Severance offers an extreme example of the reality that, in many workplaces, grief is simply not welcome. Further, when employees like Mark are eager to avoid the pain of being present with grief, workplaces are happy to comply. Following the loss of a loved one, a standard U.S. corporate bereavement policy gives employees just three days of leave (Eddy, Wolfson, and Wagner 2023). If my university has a bereavement policy for doctoral students, I am not aware of it. A cursory search on the topic pulls up a glut of ‘how to go back to work’ guides for grieving workers. The overarching emphasis in these articles, of course, is how to return to productivity, rather than how to hold space for healing. A systemic lack of support reenforces the expectation that grief be swiftly and neatly compartmentalized, disregarding the intricate and complex nature of the grieving journey.
Grief, as a rupture in a life, insists on being known. In Severance, it defies the cut of the severance procedure, and, further, leads to the early stirrings of justice. In life, even when grief is not reckoned with or cared for directly, it has a way of showing up. A force of nature, it cuts through fictions of separate selves that we carry to divvy up the domains of our lives. Connecting with their grief, Mark and his colleagues link parts of themselves that have been surgically separated, using emotion to push against the tyranny of their workplace. Watching the dystopia of Severance unfold in the sinister, modernist milieu of Lumon, I wonder: is it possible to grieve at work as a whole person in late capitalism? Tapping into our emotions, how might we better confront the alienation of late capitalist structures, building towards more integrated selves and communities? While Severance prompts us to ask these questions, the show provides us with few answers.
Despite the common parlance of ‘grief work’ in the psychological literature, there has been little critical attention to the shape grief takes in the workplace, nor to the mark of work on grief itself. Providing scenes of grief—in and out of the severed workplace—Severance illuminates the traces of grief in a life, and the limits of this dystopian imaginary in cutting right through them.
Anon. 2023. “Lumon Industries.”
Eddy, Liz, Dan Wolfson, and Kellie Wagner. 2023. “The Importance of Building Grief Processing Into Company Culture: A Guide to Inclusively Addressing Grief at Work.” American Journal of Health Promotion 37(3):429–30. doi: 10.1177/08901171221145217e.

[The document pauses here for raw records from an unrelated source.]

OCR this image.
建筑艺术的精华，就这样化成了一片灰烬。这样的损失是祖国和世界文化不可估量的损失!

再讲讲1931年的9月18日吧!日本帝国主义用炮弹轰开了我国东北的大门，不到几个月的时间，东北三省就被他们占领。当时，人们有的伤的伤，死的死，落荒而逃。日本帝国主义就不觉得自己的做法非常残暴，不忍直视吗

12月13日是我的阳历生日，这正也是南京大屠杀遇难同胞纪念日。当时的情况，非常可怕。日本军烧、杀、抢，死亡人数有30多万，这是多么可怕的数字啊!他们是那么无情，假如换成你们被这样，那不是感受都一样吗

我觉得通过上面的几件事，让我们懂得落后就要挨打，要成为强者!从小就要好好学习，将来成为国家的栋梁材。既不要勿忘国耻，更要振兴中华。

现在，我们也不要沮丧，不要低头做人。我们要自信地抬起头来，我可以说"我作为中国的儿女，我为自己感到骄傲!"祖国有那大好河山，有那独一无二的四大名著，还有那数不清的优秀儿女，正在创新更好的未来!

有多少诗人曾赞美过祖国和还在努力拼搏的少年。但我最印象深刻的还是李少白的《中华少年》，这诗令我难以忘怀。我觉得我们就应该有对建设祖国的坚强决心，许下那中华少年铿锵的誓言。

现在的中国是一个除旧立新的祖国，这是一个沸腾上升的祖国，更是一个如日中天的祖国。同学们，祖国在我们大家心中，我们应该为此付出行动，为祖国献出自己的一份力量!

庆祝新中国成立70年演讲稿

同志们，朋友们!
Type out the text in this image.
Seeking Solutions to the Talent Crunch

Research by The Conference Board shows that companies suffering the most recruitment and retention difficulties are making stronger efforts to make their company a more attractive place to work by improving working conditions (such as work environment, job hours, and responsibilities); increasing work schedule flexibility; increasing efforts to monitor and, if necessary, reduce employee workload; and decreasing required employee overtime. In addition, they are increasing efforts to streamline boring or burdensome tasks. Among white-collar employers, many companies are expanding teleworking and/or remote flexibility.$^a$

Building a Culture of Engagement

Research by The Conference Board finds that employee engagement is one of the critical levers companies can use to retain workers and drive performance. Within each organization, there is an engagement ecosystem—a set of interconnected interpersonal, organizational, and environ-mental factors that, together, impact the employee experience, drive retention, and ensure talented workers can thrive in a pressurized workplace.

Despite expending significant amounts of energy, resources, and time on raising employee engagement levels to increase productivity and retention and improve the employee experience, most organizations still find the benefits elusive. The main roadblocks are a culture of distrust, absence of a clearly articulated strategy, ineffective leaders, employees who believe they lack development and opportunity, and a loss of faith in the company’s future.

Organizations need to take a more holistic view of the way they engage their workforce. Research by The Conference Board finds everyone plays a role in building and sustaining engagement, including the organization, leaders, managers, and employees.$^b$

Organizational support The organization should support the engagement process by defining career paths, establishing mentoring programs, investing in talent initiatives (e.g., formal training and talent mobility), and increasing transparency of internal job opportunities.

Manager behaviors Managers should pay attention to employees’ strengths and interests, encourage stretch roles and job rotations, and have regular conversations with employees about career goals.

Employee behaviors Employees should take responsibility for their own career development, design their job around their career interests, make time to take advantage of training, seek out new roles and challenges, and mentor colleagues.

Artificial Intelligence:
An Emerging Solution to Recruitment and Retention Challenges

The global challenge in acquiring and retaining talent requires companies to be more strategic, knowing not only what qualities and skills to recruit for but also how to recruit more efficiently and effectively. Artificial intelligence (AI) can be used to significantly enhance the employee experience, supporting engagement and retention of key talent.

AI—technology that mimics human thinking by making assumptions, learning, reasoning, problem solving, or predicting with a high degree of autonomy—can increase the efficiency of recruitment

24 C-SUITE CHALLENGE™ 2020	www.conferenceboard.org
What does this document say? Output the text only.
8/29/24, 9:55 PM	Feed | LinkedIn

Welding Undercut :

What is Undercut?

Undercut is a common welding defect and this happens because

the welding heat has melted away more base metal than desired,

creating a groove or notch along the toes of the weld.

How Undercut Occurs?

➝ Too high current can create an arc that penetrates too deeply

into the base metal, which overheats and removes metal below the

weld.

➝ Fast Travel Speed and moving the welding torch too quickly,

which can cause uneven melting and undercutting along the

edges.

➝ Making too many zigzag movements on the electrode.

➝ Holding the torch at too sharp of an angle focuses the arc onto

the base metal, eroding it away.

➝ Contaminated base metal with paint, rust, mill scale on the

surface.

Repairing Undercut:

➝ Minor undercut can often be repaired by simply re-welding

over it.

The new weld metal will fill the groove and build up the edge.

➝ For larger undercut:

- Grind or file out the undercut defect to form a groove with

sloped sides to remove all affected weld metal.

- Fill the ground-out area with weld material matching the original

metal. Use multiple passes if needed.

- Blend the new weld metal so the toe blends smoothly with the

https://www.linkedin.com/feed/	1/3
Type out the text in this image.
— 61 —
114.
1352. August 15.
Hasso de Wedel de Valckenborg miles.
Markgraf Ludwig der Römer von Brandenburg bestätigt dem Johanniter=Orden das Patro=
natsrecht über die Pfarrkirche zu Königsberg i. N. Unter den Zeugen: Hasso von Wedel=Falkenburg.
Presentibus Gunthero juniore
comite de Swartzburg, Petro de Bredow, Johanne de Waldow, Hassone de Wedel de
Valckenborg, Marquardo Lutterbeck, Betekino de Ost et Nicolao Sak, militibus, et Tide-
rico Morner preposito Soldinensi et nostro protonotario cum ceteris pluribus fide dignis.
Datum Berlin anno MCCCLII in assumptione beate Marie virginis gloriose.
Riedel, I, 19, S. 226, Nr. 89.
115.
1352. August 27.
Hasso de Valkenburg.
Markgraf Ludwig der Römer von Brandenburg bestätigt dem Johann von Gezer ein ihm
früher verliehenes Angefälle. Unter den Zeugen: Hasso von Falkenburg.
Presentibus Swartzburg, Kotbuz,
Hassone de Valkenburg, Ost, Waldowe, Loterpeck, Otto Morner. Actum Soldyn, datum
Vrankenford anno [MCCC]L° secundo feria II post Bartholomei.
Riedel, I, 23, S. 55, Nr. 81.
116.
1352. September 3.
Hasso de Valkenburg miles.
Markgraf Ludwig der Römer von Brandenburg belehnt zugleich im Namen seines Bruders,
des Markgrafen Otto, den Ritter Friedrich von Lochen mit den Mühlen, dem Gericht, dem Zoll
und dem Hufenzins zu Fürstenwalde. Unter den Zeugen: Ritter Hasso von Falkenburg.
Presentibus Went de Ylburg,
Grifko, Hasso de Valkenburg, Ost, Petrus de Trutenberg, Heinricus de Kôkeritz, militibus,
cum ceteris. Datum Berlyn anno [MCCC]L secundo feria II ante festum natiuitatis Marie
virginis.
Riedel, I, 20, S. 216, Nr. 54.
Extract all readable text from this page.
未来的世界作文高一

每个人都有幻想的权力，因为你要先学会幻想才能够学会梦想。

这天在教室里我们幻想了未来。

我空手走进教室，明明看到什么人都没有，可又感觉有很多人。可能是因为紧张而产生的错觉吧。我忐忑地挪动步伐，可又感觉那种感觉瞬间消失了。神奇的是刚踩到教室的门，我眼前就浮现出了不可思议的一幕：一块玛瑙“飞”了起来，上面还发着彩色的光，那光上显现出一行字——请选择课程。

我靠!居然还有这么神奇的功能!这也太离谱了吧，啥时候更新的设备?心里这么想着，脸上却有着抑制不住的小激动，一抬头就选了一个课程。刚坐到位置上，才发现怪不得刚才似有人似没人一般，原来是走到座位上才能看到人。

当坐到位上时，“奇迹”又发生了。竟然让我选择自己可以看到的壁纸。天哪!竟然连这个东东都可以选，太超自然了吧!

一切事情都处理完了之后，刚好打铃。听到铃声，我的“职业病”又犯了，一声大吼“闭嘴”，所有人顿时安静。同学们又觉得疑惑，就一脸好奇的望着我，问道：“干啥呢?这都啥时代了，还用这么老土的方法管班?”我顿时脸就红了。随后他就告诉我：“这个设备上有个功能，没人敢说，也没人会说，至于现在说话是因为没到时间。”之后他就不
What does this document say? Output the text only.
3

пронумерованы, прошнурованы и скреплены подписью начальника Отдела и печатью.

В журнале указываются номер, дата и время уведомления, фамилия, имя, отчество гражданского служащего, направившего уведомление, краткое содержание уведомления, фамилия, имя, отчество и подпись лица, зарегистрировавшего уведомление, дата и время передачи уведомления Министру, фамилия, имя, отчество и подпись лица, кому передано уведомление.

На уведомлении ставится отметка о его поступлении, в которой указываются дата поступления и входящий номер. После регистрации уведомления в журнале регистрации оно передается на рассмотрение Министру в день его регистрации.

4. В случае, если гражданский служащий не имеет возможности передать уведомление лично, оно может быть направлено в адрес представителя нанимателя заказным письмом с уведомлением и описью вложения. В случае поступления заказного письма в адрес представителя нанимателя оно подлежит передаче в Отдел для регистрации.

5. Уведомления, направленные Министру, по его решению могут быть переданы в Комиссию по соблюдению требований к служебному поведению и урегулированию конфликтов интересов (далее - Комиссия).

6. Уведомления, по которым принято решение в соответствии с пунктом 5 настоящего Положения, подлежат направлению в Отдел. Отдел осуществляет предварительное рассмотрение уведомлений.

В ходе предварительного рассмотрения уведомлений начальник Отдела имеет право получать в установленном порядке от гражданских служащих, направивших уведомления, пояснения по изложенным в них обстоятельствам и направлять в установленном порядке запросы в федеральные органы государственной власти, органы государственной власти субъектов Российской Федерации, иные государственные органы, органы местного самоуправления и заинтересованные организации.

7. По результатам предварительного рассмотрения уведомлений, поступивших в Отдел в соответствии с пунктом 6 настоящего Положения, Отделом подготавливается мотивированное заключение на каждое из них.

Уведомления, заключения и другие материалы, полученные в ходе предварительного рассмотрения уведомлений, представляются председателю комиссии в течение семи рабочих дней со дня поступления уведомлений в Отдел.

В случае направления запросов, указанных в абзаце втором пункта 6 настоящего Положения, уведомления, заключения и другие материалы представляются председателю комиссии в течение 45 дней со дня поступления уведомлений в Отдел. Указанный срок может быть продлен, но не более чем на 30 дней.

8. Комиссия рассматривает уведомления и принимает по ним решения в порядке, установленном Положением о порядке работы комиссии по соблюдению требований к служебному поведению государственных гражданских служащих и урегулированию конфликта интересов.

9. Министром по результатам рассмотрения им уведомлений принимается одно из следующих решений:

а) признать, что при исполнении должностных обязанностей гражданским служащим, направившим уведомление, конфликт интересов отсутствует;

Guery, Francois, and Didier Deleule. 2014. The Productive Body. Zero Books.
Ratcliffe, Matthew. 2020. “Towards a Phenomenology of Grief: Insights from Merleau-Ponty.” European Journal of Philosophy 28(3):657–69. doi: 10.1111/ejop.12513.
Rosaldo, Renaldo. 2013. The Day of Shelly’s Death. Duke Unversity Press.
Schönherr, Julius. 2021. “Two Problems of Fitting Grief.” Analysis (United Kingdom) 81(2):240–47. doi: 10.1093/analys/anaa051.